In that tournament, Buffon had gone 453 minutes without conceding a goal. The only two goals he did allow were an own goal and a penalty from Zinedine Zidane. At that time, Italy was a crime scene—Calciopoli was just beginning—and Buffon was also being interviewed by authorities about possible bets placed on international games, per Sky Sports.
Buffon admitted that he did do some recreational betting, but he said he never gambled on games inside Italy. He cleared his name like so many balls to his net.
Buffon was not always so cool in distress. He suffered mentally and emotionally after the 2003 Champions League final. Juventus lost the game on penalties at Old Trafford. After that, his legs would tremble while playing. He used to be scared of going to the pitch.
"It was as if my head weren't my own, but someone else's," Buffon is quoted as saying in The Outsider, "as if it were continually elsewhere."
He slipped into a deeper state of depression between 2003 and 2004. He consulted with a psychologist for six months and gradually opened up to teammates and friends. He didn't want to stop playing.
"I just couldn't allow myself to go away for two or three months to get better," Buffon told The Guardian.
If he had left, he said would have been finished.
Being a goalkeeper wasn't even his first choice.

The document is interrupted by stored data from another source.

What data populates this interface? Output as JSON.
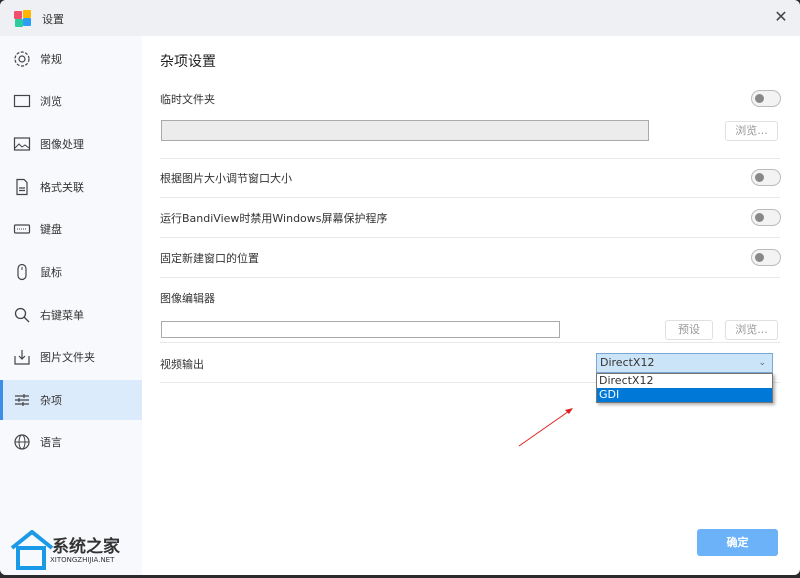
{
  "window": {
    "title": "设置",
    "close": "✕"
  },
  "sidebar": {
    "items": [
      {
        "label": "常规",
        "icon": "gear-icon"
      },
      {
        "label": "浏览",
        "icon": "frame-icon"
      },
      {
        "label": "图像处理",
        "icon": "image-icon"
      },
      {
        "label": "格式关联",
        "icon": "document-icon"
      },
      {
        "label": "键盘",
        "icon": "keyboard-icon"
      },
      {
        "label": "鼠标",
        "icon": "mouse-icon"
      },
      {
        "label": "右键菜单",
        "icon": "search-icon"
      },
      {
        "label": "图片文件夹",
        "icon": "download-icon"
      },
      {
        "label": "杂项",
        "icon": "sliders-icon",
        "active": true
      },
      {
        "label": "语言",
        "icon": "globe-icon"
      }
    ]
  },
  "main": {
    "title": "杂项设置",
    "temp_folder": {
      "label": "临时文件夹",
      "path": "",
      "browse": "浏览..."
    },
    "resize_window": {
      "label": "根据图片大小调节窗口大小"
    },
    "disable_screensaver": {
      "label": "运行BandiView时禁用Windows屏幕保护程序"
    },
    "fix_window_pos": {
      "label": "固定新建窗口的位置"
    },
    "image_editor": {
      "label": "图像编辑器",
      "path": "",
      "preset": "预设",
      "browse": "浏览..."
    },
    "video_output": {
      "label": "视频输出",
      "selected": "DirectX12",
      "options": [
        "DirectX12",
        "GDI"
      ],
      "highlighted": "GDI"
    }
  },
  "footer": {
    "ok": "确定"
  },
  "watermark": {
    "text": "系统之家",
    "url": "XITONGZHIJIA.NET"
  },
  "colors": {
    "accent": "#0078d7",
    "ok_button": "#6cb2f8",
    "active_nav": "#dcebfb",
    "annotation_arrow": "#e02020"
  }
}
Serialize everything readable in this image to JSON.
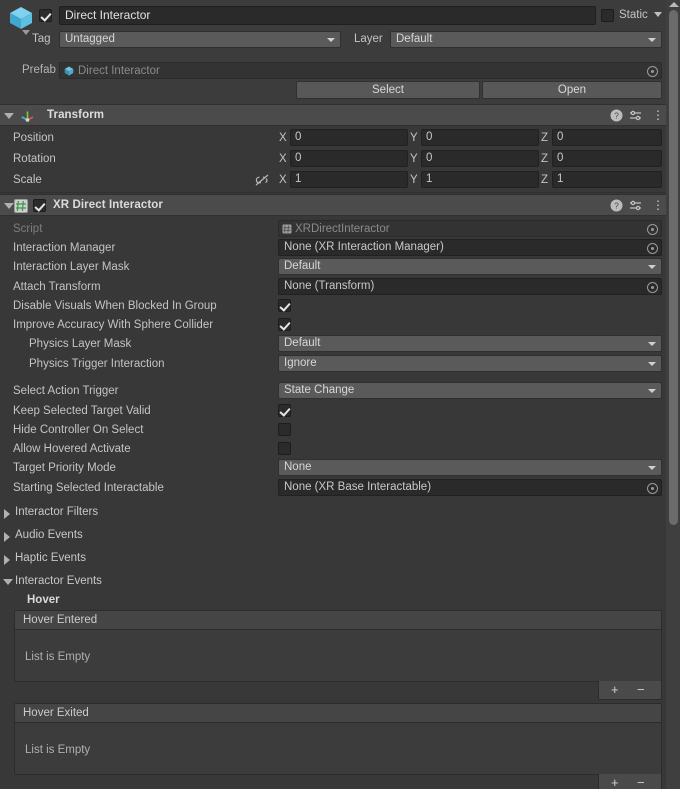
{
  "gameobject": {
    "icon": "cube-icon",
    "enabled": true,
    "name": "Direct Interactor",
    "static_label": "Static",
    "static_checked": false,
    "tag_label": "Tag",
    "tag_value": "Untagged",
    "layer_label": "Layer",
    "layer_value": "Default",
    "prefab_label": "Prefab",
    "prefab_value": "Direct Interactor",
    "select_button": "Select",
    "open_button": "Open"
  },
  "transform": {
    "title": "Transform",
    "expanded": true,
    "rows": [
      {
        "label": "Position",
        "x": "0",
        "y": "0",
        "z": "0"
      },
      {
        "label": "Rotation",
        "x": "0",
        "y": "0",
        "z": "0"
      },
      {
        "label": "Scale",
        "x": "1",
        "y": "1",
        "z": "1"
      }
    ],
    "axis_labels": {
      "x": "X",
      "y": "Y",
      "z": "Z"
    },
    "constrain_icon": "constrain-proportions-off-icon"
  },
  "xr_direct_interactor": {
    "title": "XR Direct Interactor",
    "enabled": true,
    "expanded": true,
    "icon": "script-icon",
    "properties": [
      {
        "label": "Script",
        "type": "object",
        "value": "XRDirectInteractor",
        "dim": true,
        "indent": 0
      },
      {
        "label": "Interaction Manager",
        "type": "object",
        "value": "None (XR Interaction Manager)",
        "indent": 0
      },
      {
        "label": "Interaction Layer Mask",
        "type": "popup",
        "value": "Default",
        "indent": 0
      },
      {
        "label": "Attach Transform",
        "type": "object",
        "value": "None (Transform)",
        "indent": 0
      },
      {
        "label": "Disable Visuals When Blocked In Group",
        "type": "toggle",
        "value": true,
        "indent": 0
      },
      {
        "label": "Improve Accuracy With Sphere Collider",
        "type": "toggle",
        "value": true,
        "indent": 0
      },
      {
        "label": "Physics Layer Mask",
        "type": "popup",
        "value": "Default",
        "indent": 1
      },
      {
        "label": "Physics Trigger Interaction",
        "type": "popup",
        "value": "Ignore",
        "indent": 1
      },
      {
        "label": "Select Action Trigger",
        "type": "popup",
        "value": "State Change",
        "indent": 0,
        "gap": true
      },
      {
        "label": "Keep Selected Target Valid",
        "type": "toggle",
        "value": true,
        "indent": 0
      },
      {
        "label": "Hide Controller On Select",
        "type": "toggle",
        "value": false,
        "indent": 0
      },
      {
        "label": "Allow Hovered Activate",
        "type": "toggle",
        "value": false,
        "indent": 0
      },
      {
        "label": "Target Priority Mode",
        "type": "popup",
        "value": "None",
        "indent": 0
      },
      {
        "label": "Starting Selected Interactable",
        "type": "object",
        "value": "None (XR Base Interactable)",
        "indent": 0
      }
    ],
    "foldouts": [
      {
        "label": "Interactor Filters",
        "expanded": false
      },
      {
        "label": "Audio Events",
        "expanded": false
      },
      {
        "label": "Haptic Events",
        "expanded": false
      },
      {
        "label": "Interactor Events",
        "expanded": true
      }
    ],
    "events_group_label": "Hover",
    "event_lists": [
      {
        "header": "Hover Entered",
        "empty_text": "List is Empty",
        "add": "+",
        "remove": "−"
      },
      {
        "header": "Hover Exited",
        "empty_text": "List is Empty",
        "add": "+",
        "remove": "−"
      }
    ]
  },
  "header_icons": {
    "help": "help-icon",
    "preset": "preset-icon",
    "menu": "kebab-menu-icon"
  },
  "colors": {
    "background": "#383838",
    "header": "#4b4b4b",
    "accent": "#4fc3e8",
    "script_green": "#5ec16a"
  }
}
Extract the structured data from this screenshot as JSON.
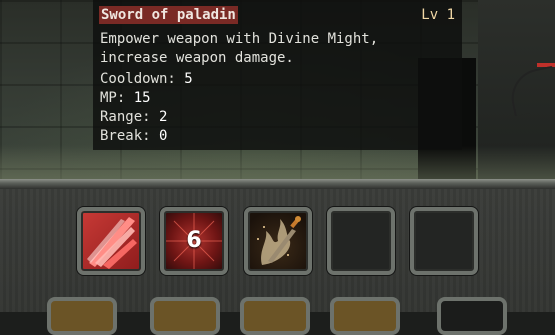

He played as a midfielder and striker before he turned 12. Since then, he has felt the desire to play outfield. It's still in him.
"I scored lots of goals, and when a kid gets lots of goals it's the nicest thing in the world," Buffon said to The Telegraph. "Then you grow up, become stupid and become a goalkeeper, right?"
He was slender and tall as a teenager. He was inspired by Cameroon goalkeeper Thomas N'Kono in the 1990 World Cup, and so Buffon's dad pushed him to play as a goalkeeper. Then Parma recruiter Ermes Fulgoni scouted him. Fulgoni told Sports Illustrated that he went home to his wife and told her that he spotted "a lad who is going to be great."
Buffon had no technique but made fantastic saves, and that's because Buffon was never really schooled in the art of goalkeeping. Buffon instead acted on instinct, "on what seemed like the best thing to do in that particular moment," he later told FourFourTwo.
"There was no process; it was reactions."
Here he was, now 13 years old, and he decided to give it at least a year at being a goalkeeper. He went in net during scrimmages with friends. After that, he stayed in net permanently.
Those humble beginnings shaped Buffon. He was always a man of the people. Sure, he would go on to marry a Czech model (since divorced) and appear in commercials. But he would still smoke cigarettes after games and on the beach. He went clubbing with ultras and gave them rides, and he paid to go watch Parma games with the ultras in the stands.
In his first year as a pro, he still rode his 50cc Vespa to the stadium, per The Telegraph. (He was never interested in vehicles; he would later drive a simple Lancia and a small Fiat 500.)
After several years with Parma—where he won the UEFA Cup—he was sold to Juventus for a record £32 million. The price tag never bothered him.
"I'm proud of it. If they hadn't taken me, another would have paid the same figure," he told The Telegraph.
Buffon was confident in his abilities without being arrogant, and he has backed it up. Buffon has been the No. 1 goalkeeper for Italy since 2002. He even went down to Serie B with Juventus when coach Fabio Capello, Zlatan Ibrahimovic, Lilian Thuram and Gianluca Zambrotta all left. Buffon missed just three Serie B games during that 2006-07 season.
His loyalty is unquestionable, and his performances equally so. Italy missed him dearly in the last World Cup in South Africa, where he played just 39 minutes before leaving with a back injury.
Italy finished last in their group.
In Brazil four years later, Buffon is healthy and ready.
"Both individually and as a squad we're preparing to surprise people," he told reporters, via The Globe and Mail. "I'll keep playing as long as I don't become a reserve. Once the day comes that I get benched, that's when I'll hang my boots up."